【寄稿】「国民情緒」という名の打ち出の小づち

【寄稿】「国民情緒」という名の打ち出の小づち

 近代の初めごろ欧州で盛んに行われていた「魔女狩り」は、実に理解し難い異様な現象だ。夜、獣に変身した女性がサバト(魔女の集会)に飛んでいって悪魔と肉体関係を持ち、そうして得た恐るべき力で人を殺したり暴風雨を起こしたりする-という罪で数万人が死刑宣告を受けた。昔話にでも出てきそうなとんでもない「容疑」で正式に裁判にかけ、処刑するなどということが、どうして可能だったのか。

 魔女狩りを巡っては「中世に民衆が興奮状態で見境なく暴力を行使した、狂気じみた状態ではなかったか」と、よく推論されている。だがこれは、事実とは全く異なる。魔女狩りは16-17世紀ごろ頂点に達した、近代的な現象だ。当時の欧州は「狂った」状態ではなく、むしろ科学革命が始まって啓蒙(けいもう)主義の気運が芽生え始めた、理性の時代に差し掛かっていた。見境なく人を殺害したわけではなく、教会や地方権力者が中心となって正式に起訴し、厳正な裁判を通して合法的に死刑に処した。宗教家や裁判官は、至高の善を守護するため世を乱す限りなき悪をえぐり出すという、崇高な意思に満ちていた。
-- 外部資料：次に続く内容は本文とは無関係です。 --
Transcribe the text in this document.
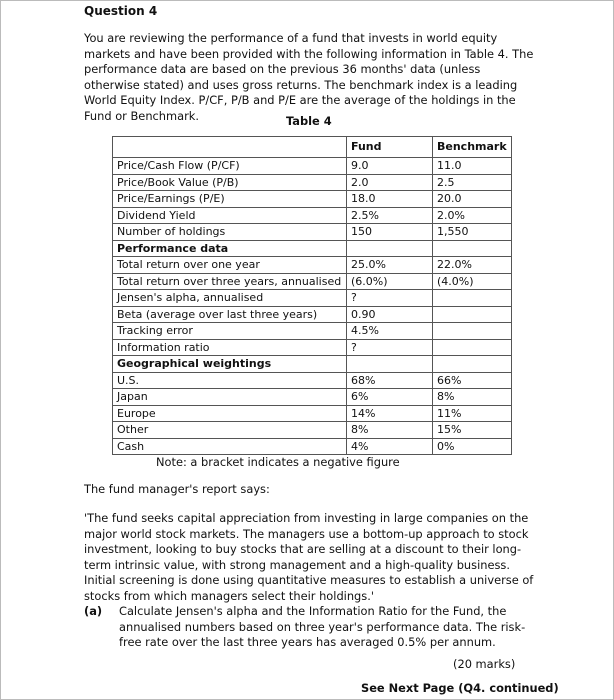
Question 4
You are reviewing the performance of a fund that invests in world equity markets and have been provided with the following information in Table 4. The performance data are based on the previous 36 months' data (unless otherwise stated) and uses gross returns. The benchmark index is a leading World Equity Index. P/CF, P/B and P/E are the average of the holdings in the Fund or Benchmark.	Table 4
	Fund	Benchmark
Price/Cash Flow (P/CF)	9.0	11.0
Price/Book Value (P/B)	2.0	2.5
Price/Earnings (P/E)	18.0	20.0
Dividend Yield	2.5%	2.0%
Number of holdings	150	1,550
Performance data		
Total return over one year	25.0%	22.0%
Total return over three years, annualised	(6.0%)	(4.0%)
Jensen's alpha, annualised	?	
Beta (average over last three years)	0.90	
Tracking error	4.5%	
Information ratio	?	
Geographical weightings		
U.S.	68%	66%
Japan	6%	8%
Europe	14%	11%
Other	8%	15%
Cash	4%	0%
Note: a bracket indicates a negative figure
The fund manager's report says:
'The fund seeks capital appreciation from investing in large companies on the major world stock markets. The managers use a bottom-up approach to stock investment, looking to buy stocks that are selling at a discount to their long-term intrinsic value, with strong management and a high-quality business. Initial screening is done using quantitative measures to establish a universe of stocks from which managers select their holdings.'
(a) Calculate Jensen's alpha and the Information Ratio for the Fund, the annualised numbers based on three year's performance data. The risk-free rate over the last three years has averaged 0.5% per annum.
(20 marks)
See Next Page (Q4. continued)
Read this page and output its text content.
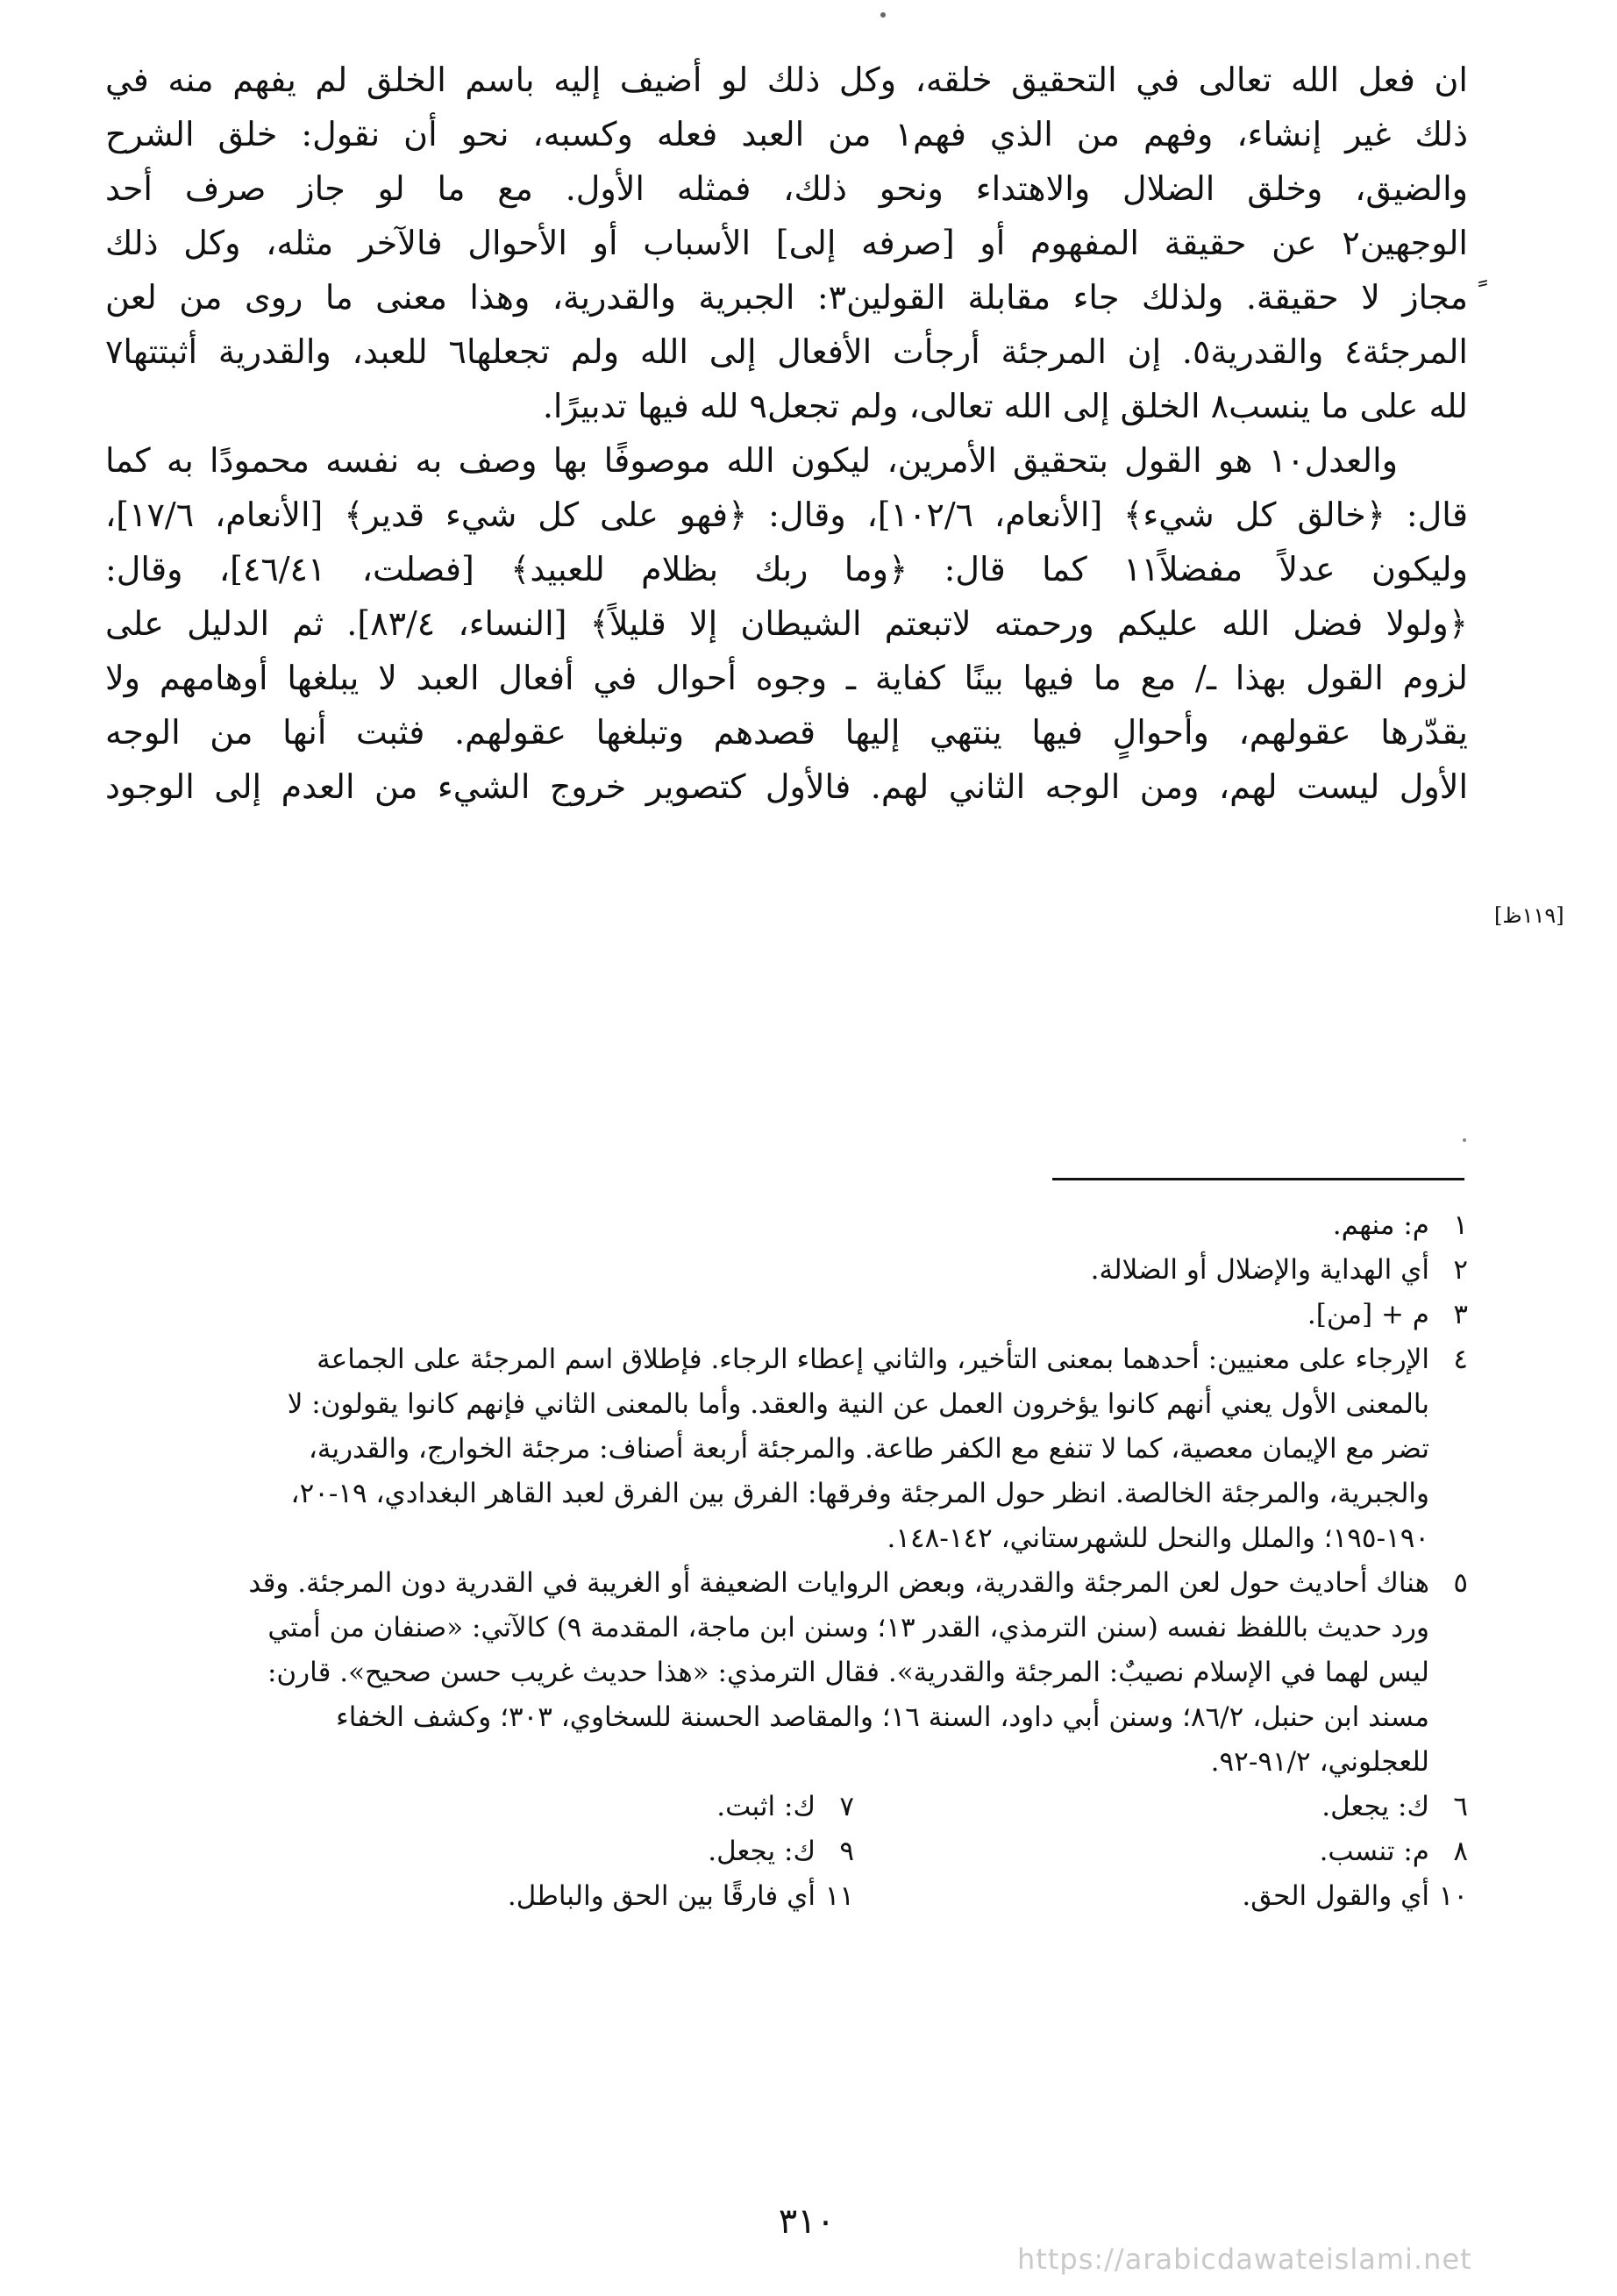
ان فعل الله تعالى في التحقيق خلقه، وكل ذلك لو أضيف إليه باسم الخلق لم يفهم منه في
ذلك غير إنشاء، وفهم من الذي فهم١ من العبد فعله وكسبه، نحو أن نقول: خلق الشرح
والضيق، وخلق الضلال والاهتداء ونحو ذلك، فمثله الأول. مع ما لو جاز صرف أحد
الوجهين٢ عن حقيقة المفهوم أو [صرفه إلى] الأسباب أو الأحوال فالآخر مثله، وكل ذلك
مجاز لا حقيقة. ولذلك جاء مقابلة القولين٣: الجبرية والقدرية، وهذا معنى ما روى من لعن
المرجئة٤ والقدرية٥. إن المرجئة أرجأت الأفعال إلى الله ولم تجعلها٦ للعبد، والقدرية أثبتتها٧
لله على ما ينسب٨ الخلق إلى الله تعالى، ولم تجعل٩ لله فيها تدبيرًا.
والعدل١٠ هو القول بتحقيق الأمرين، ليكون الله موصوفًا بها وصف به نفسه محمودًا به كما
قال: ﴿خالق كل شيء﴾ [الأنعام، ١٠٢/٦]، وقال: ﴿فهو على كل شيء قدير﴾ [الأنعام، ١٧/٦]،
وليكون عدلاً مفضلاً١١ كما قال: ﴿وما ربك بظلام للعبيد﴾ [فصلت، ٤٦/٤١]، وقال:
﴿ولولا فضل الله عليكم ورحمته لاتبعتم الشيطان إلا قليلاً﴾ [النساء، ٨٣/٤]. ثم الدليل على
لزوم القول بهذا ـ/ مع ما فيها بينًا كفاية ـ وجوه أحوال في أفعال العبد لا يبلغها أوهامهم ولا
يقدّرها عقولهم، وأحوالٍ فيها ينتهي إليها قصدهم وتبلغها عقولهم. فثبت أنها من الوجه
الأول ليست لهم، ومن الوجه الثاني لهم. فالأول كتصوير خروج الشيء من العدم إلى الوجود
ﹴ
[١١٩ظ]
١
م: منهم.
٢
أي الهداية والإضلال أو الضلالة.
٣
م + [من].
٤
الإرجاء على معنيين: أحدهما بمعنى التأخير، والثاني إعطاء الرجاء. فإطلاق اسم المرجئة على الجماعة
بالمعنى الأول يعني أنهم كانوا يؤخرون العمل عن النية والعقد. وأما بالمعنى الثاني فإنهم كانوا يقولون: لا
تضر مع الإيمان معصية، كما لا تنفع مع الكفر طاعة. والمرجئة أربعة أصناف: مرجئة الخوارج، والقدرية،
والجبرية، والمرجئة الخالصة. انظر حول المرجئة وفرقها: الفرق بين الفرق لعبد القاهر البغدادي، ١٩-٢٠،
١٩٠-١٩٥؛ والملل والنحل للشهرستاني، ١٤٢-١٤٨.
٥
هناك أحاديث حول لعن المرجئة والقدرية، وبعض الروايات الضعيفة أو الغريبة في القدرية دون المرجئة. وقد
ورد حديث باللفظ نفسه (سنن الترمذي، القدر ١٣؛ وسنن ابن ماجة، المقدمة ٩) كالآتي: «صنفان من أمتي
ليس لهما في الإسلام نصيبٌ: المرجئة والقدرية». فقال الترمذي: «هذا حديث غريب حسن صحيح». قارن:
مسند ابن حنبل، ٨٦/٢؛ وسنن أبي داود، السنة ١٦؛ والمقاصد الحسنة للسخاوي، ٣٠٣؛ وكشف الخفاء
للعجلوني، ٩١/٢-٩٢.
٦
ك: يجعل.
٧
ك: اثبت.
٨
م: تنسب.
٩
ك: يجعل.
١٠
أي والقول الحق.
١١
أي فارقًا بين الحق والباطل.
٣١٠
https://arabicdawateislami.net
 もう一つ、これもよくある誤解だが、魔女狩りでは邪悪な権力機関が共同体内部の罪もない民衆を無差別に攻撃したのであろう、と信じられている。果たしてそうだったのだろうか。われわれは共同体という言葉を使う際、純粋で情け深い場所を考える傾向があるが、決してそうではない。人が暮らす場所には、常に憎悪と対立が内在している。魔女裁判もまた、発端は隣人間の告発だ。犠牲者を起訴し、拷問し、有罪判決を下して処刑したのは権力機関だが、そういうことをさせる動力は民衆層から出てきた。「魔女狩りは隣人が隣人を殺した行為」という衝撃的な研究結果は、この世間の暗い内面を鋭く暴露する見識を示してくれる。